Crèche de NaucelleDisons-le tout de suite : pour l’Eglise catholique, l’absence de crèches de Noël dans une mairie ou dans un lieu public ne pose pas de problème. Mais leur présence non plus ! Ce qui pose question, c’est que cela soit l’objet d’une énième polémique, comme si la laïcité y était en jeu... Les recommandations décalées de certains responsables de l’Association des Maires de France - sur les crèches ou les concerts à connotation religieuse - nous font sourire, même si elles reflètent un a priori de méfiance à l’égard des religions, un refus des racines judéo-chrétiennes de l’Europe, un oubli de l’histoire de France comme si celle-ci n’avait commencé qu’en 1789, et par suite une volonté explicite de neutraliser le fait religieux selon une laïcité déviée en contre-religion laïciste.

Être chrétien implique de rendre à César ce qui est à César, et à Dieu ce qui est à Dieu, et donc d’être laïc. La laïcité est bien la séparation des pouvoirs politiques et religieux, temporels et spirituels, la neutralité de l’Etat à l’égard des religions, et non pas la séparation de la société avec la religion ou le refoulement du religieux dans la sphère privée, autant de contre-médications exacerbant les revendications communautaristes, les replis identitaires et la fragilisation du vivre ensemble, que révèlent pêle-mêle la montée du fondamentalisme musulman, la peur du migrant, le port du voile tout comme l’allergie à son égard, le vote FN comme l’allergie à son égard…

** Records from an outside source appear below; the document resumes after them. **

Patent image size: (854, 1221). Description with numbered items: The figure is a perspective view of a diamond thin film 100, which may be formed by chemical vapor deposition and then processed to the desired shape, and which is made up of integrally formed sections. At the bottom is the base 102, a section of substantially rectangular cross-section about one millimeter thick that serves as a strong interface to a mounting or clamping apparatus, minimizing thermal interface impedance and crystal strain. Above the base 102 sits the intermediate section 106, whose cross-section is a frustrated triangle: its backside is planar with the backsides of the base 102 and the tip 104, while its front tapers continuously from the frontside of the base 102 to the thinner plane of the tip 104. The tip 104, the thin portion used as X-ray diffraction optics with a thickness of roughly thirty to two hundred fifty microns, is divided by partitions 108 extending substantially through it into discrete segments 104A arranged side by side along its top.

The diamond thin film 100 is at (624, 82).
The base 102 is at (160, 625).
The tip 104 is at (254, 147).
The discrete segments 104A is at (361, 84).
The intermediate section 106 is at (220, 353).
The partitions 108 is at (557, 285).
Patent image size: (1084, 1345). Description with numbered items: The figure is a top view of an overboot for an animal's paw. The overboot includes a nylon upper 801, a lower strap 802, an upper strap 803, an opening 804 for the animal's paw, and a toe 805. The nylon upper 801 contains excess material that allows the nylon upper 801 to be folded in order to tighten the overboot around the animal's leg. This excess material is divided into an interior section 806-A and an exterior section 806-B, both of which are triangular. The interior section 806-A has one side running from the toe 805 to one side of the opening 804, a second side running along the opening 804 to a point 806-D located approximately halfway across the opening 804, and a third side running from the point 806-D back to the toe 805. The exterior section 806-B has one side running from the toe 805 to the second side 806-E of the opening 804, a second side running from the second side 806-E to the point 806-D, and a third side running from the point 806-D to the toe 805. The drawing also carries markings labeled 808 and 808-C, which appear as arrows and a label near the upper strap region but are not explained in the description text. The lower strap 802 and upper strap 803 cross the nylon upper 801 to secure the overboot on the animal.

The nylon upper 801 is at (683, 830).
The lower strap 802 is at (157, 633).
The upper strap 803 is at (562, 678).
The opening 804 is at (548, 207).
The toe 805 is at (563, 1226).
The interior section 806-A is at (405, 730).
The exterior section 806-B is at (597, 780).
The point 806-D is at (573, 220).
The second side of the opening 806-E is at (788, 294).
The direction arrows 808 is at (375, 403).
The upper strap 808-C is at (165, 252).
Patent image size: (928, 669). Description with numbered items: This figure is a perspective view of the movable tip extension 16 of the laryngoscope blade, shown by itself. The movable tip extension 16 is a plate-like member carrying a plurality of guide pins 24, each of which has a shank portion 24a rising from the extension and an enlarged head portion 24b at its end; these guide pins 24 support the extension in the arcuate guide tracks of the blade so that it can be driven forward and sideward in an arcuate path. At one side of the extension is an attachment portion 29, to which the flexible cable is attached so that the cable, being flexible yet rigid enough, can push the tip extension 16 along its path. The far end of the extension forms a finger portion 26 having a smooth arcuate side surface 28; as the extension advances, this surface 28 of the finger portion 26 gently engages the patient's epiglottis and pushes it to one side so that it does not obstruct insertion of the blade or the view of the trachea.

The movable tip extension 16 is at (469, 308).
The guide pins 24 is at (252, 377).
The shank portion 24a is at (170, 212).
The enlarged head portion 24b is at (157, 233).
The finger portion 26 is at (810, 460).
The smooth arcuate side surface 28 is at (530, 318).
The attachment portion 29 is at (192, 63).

Si le judéo-christianisme a massivement laissé sa trace dans la culture européenne,* les chrétiens n’en sont pas les gardiens jaloux, comme des sortes de "salafistes chrétiens" confondant la foi avec des fruits civilisationnels passés, qu’il s’agirait de défendre contre l’indifférence de la société, l’hostilité des athées, la « concurrence » de l’Islam… Comme le répète le pape François, le risque que court l’Eglise et que courent les chrétiens ne vient pas de l’extérieur, mais de l’intérieur, de l’ « entre-soi », de notre tiédeur dans le témoignage (aux autres) comme dans la prière (au Tout-Autre), de notre timidité à aller « de toutes les nations faire des disciples », à être des « disciples-missionnaires »… Ce qui nous manque en bref, c’est la parrhésia de Saint Paul, autrement dit l’humble fierté d’être chrétien, qui donne une confiance en soi, une liberté de parole, une ouverture aux autres et une dynamique missionnaire, toutes fondées sur la foi en Jésus-Christ, Dieu-fait-homme, la Parole de Dieu faite chair, se faisant conversation avec les hommes.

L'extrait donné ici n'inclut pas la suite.